Contre nature

Gilberte Côté-Mercier le mercredi, 01 septembre 1943. Dans Réflexions

"Mais, vous n'êtes pas encore habitué à travailler de nuit ? Il y a pourtant 10 ans que vous faites cela !"

—"Non, monsieur, je ne suis pas encore ha­bitué. On ne s'habitue pas à ce qui est contre nature."

Mettez un cheval à travailler de nuit, il ne résistera pas deux ans.

Et l'homme n'est-il pas fait pour travail­ler à la lumière et dormir la nuit ?

C'est le bon Dieu qui a fait l'homme avec cette nature-là. Et ce ne sont pas les trus­tards qui peuvent changer ce que le bon Dieu a fait, malgré toute leur malice.

Le travail de nuit est un assassinat. Et il est une insulte à Dieu, qui a fait l'homme pour se reposer la nuit.

C'est ce qui porte à croire que ceux qui or­ganisent le travail de nuit sont des francs-maçons, c'est-à-dire des suppôts de Satan.

Voilà un homme, qui doit vivre 50 ans sur terre, et qui sur ces 50 ans travaille 10 ans la nuit, et dort comme il peut le jour.

Le soleil n'existe plus pour lui.

Les rayons régénérateurs du soleil ne sont pas faits pour son corps à lui.

La lumière du soleil n'est pas faite pour ré­jouir son âme et lui donner l'équilibre.

Pour lui, ce sont les ténèbres, éclairées par l'artifice de l'électricité ou d'un fourneau qu'il alimente. Comme en enfer, les ténèbres éclairées du feu de la punition.

On dirait que Satan lui-même en effet, ja­loux des hommes, fait le plus possible pour que la vie des hommes ressemble à la sienne.

Au Moyen-âge, les hommes ne travail­laient pas la nuit.

Au 20e siècle, où le progrès est si grand, pourquoi donc travaille-t-on la nuit ?

Est-ce parce que les machines sont venues au secours des hommes, qu'il faille ajouter la nuit au jour pour produire davantage ? Quelle absurdité !

En réalité, ce n'est pas pour produire des choses que les hommes travaillent de nuit, c'est pour gagner de l'argent.

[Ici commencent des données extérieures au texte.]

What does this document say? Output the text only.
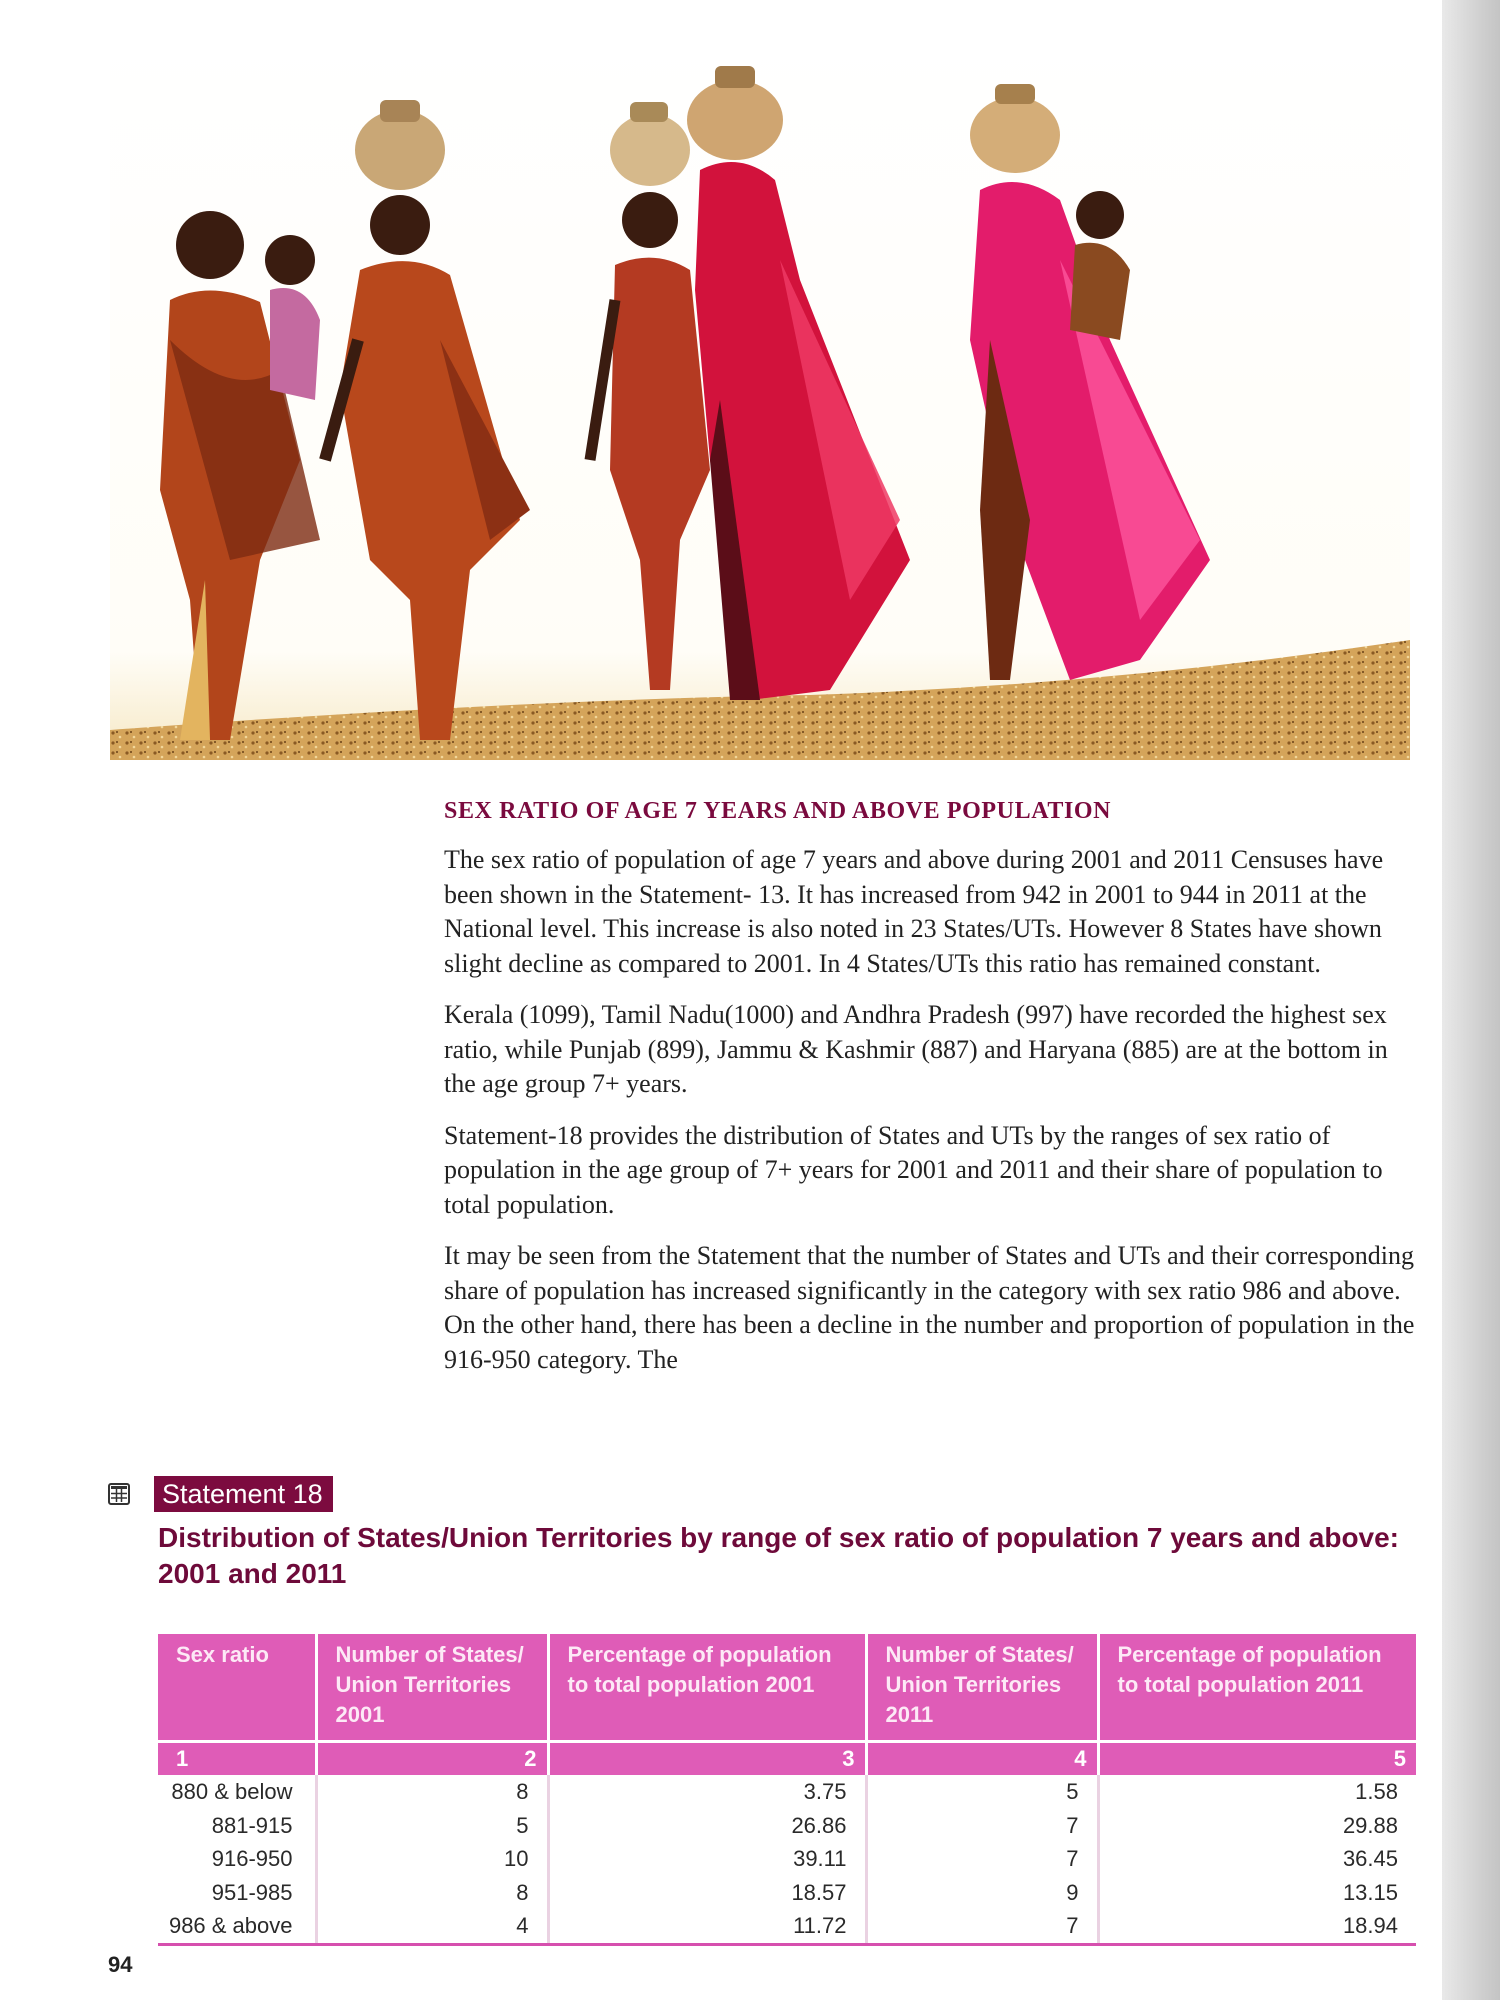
SEX RATIO OF AGE 7 YEARS AND ABOVE POPULATION

The sex ratio of population of age 7 years and above during 2001 and 2011 Censuses have been shown in the Statement- 13. It has increased from 942 in 2001 to 944 in 2011 at the National level. This increase is also noted in 23 States/UTs. However 8 States have shown slight decline as compared to 2001. In 4 States/UTs this ratio has remained constant.

Kerala (1099), Tamil Nadu(1000) and Andhra Pradesh (997) have recorded the highest sex ratio, while Punjab (899), Jammu & Kashmir (887) and Haryana (885) are at the bottom in the age group 7+ years.

Statement-18 provides the distribution of States and UTs by the ranges of sex ratio of population in the age group of 7+ years for 2001 and 2011 and their share of population to total population.

It may be seen from the Statement that the number of States and UTs and their corresponding share of population has increased significantly in the category with sex ratio 986 and above. On the other hand, there has been a decline in the number and proportion of population in the 916-950 category. The

Statement 18
Distribution of States/Union Territories by range of sex ratio of population 7 years and above: 2001 and 2011
Sex ratio	Number of States/ Union Territories 2001	Percentage of population to total population 2001	Number of States/ Union Territories 2011	Percentage of population to total population 2011
1	2	3	4	5
880 & below	8	3.75	5	1.58
881-915	5	26.86	7	29.88
916-950	10	39.11	7	36.45
951-985	8	18.57	9	13.15
986 & above	4	11.72	7	18.94
94
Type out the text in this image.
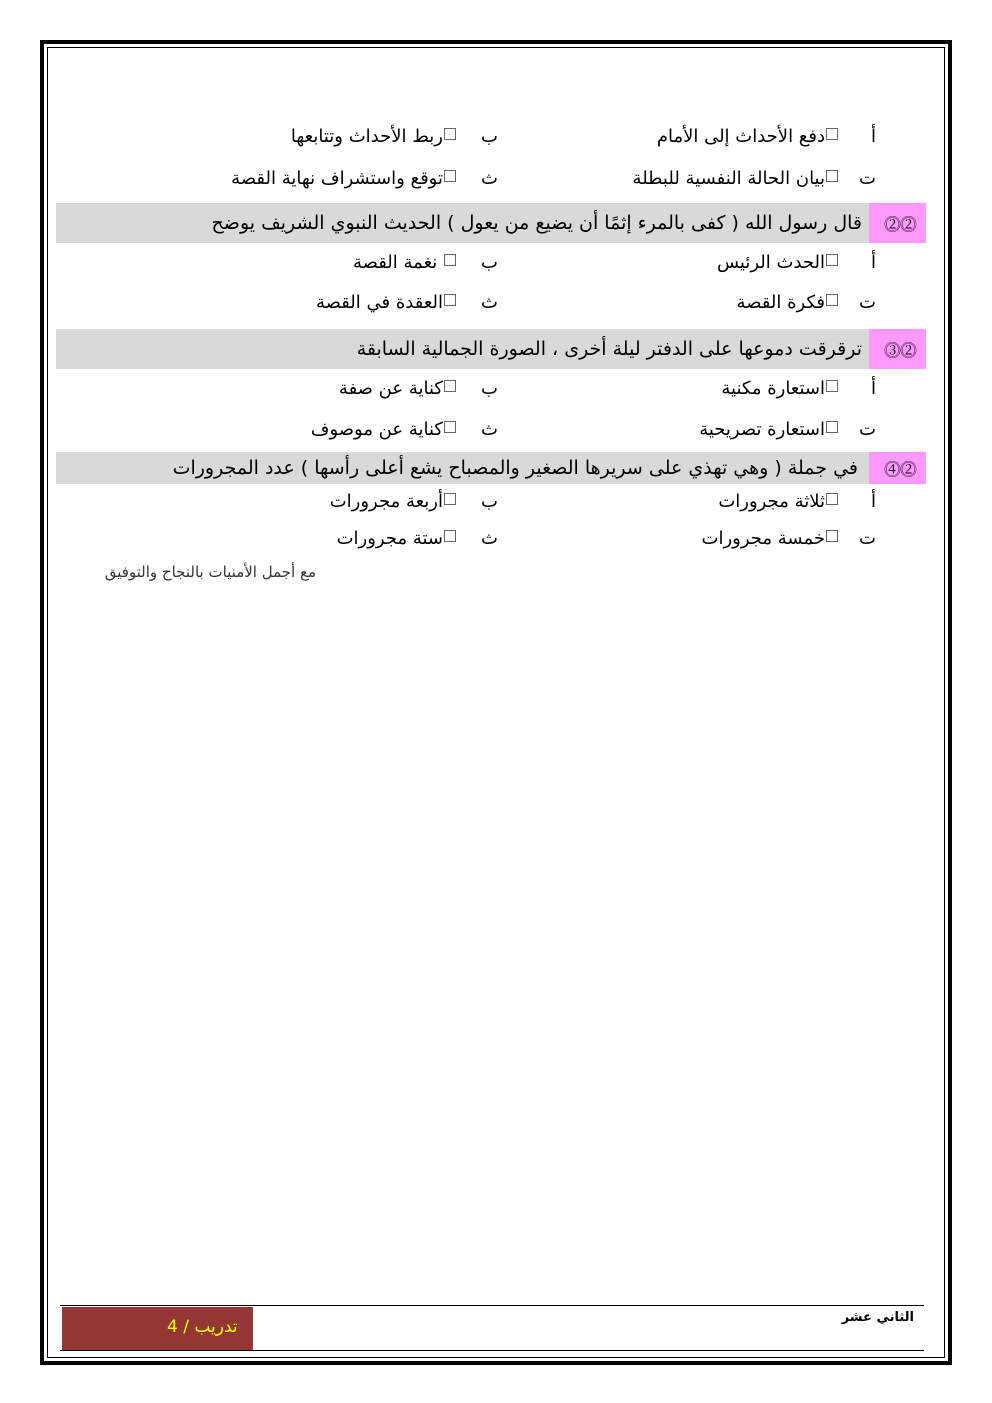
أ
دفع الأحداث إلى الأمام
ب
ربط الأحداث وتتابعها
ت
بيان الحالة النفسية للبطلة
ث
توقع واستشراف نهاية القصة
⓶⓶
قال رسول الله ( كفى بالمرء إثمًا أن يضيع من يعول ) الحديث النبوي الشريف يوضح
أ
الحدث الرئيس
ب
نغمة القصة
ت
فكرة القصة
ث
العقدة في القصة
⓶⓷
ترقرقت دموعها على الدفتر ليلة أخرى ، الصورة الجمالية السابقة
أ
استعارة مكنية
ب
كناية عن صفة
ت
استعارة تصريحية
ث
كناية عن موصوف
⓶⓸
في جملة ( وهي تهذي على سريرها الصغير والمصباح يشع أعلى رأسها ) عدد المجرورات
أ
ثلاثة مجرورات
ب
أربعة مجرورات
ت
خمسة مجرورات
ث
ستة مجرورات
مع أجمل الأمنيات بالنجاح والتوفيق
تدريب / 4	الثاني عشر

Et les entrepreneurs, ceux qui produisent les choses, courent aussi après les profits seu­lement, Que leur importent les choses ! Et, courant après les profits, ils utilisent le plus possible leurs moyens de production. Les ma­chines ne doivent pas s'arrêter si on veut qu'elles donnent un plus haut rendement dans l'année ! Et pour que les machines ne s'arrêtent pas, il faut que les hommes se met­tent au service des machines.

On veut éviter le gaspillage des choses. Et pour ne pas gaspiller les choses et l'argent, on gaspille les hommes.

Qu'importe aux trustards que les hommes soient gaspillés ! Ils n'achètent pas les hom­mes à la pièce, ils les achètent à l'heure. Et lorsque les hommes ne valent plus rien, les trustards en achètent d'autres. Ça ne coûte pas plus cher, puisqu'on les paye à l'heure.

La machine qu'on paye une fois est à nous pour jusqu'à ce qu'elle ne soit plus bonne.

L'homme qu'on paye à l'heure porte lui-même le poids de son usure. Il n'est pas une chose payée que le trustard trouve avantage à faire durer. Le trustard le change pour un autre homme lorsque le premier n'est plus bon.

Et voilà comment les hommes s'épuisent.

Et voilà comment les hommes — même les femmes — vivent la nuit au lieu de vivre le jour.

Et voilà comment la nature est violée. Et voilà comment Dieu est insulté.

Et voilà comment notre civilisation, notre christianisme sont affaiblis.

Vivent les profits ! Vive l'argent ! Et mort à l'homme ! C'est la formule de notre organi­sation sociale.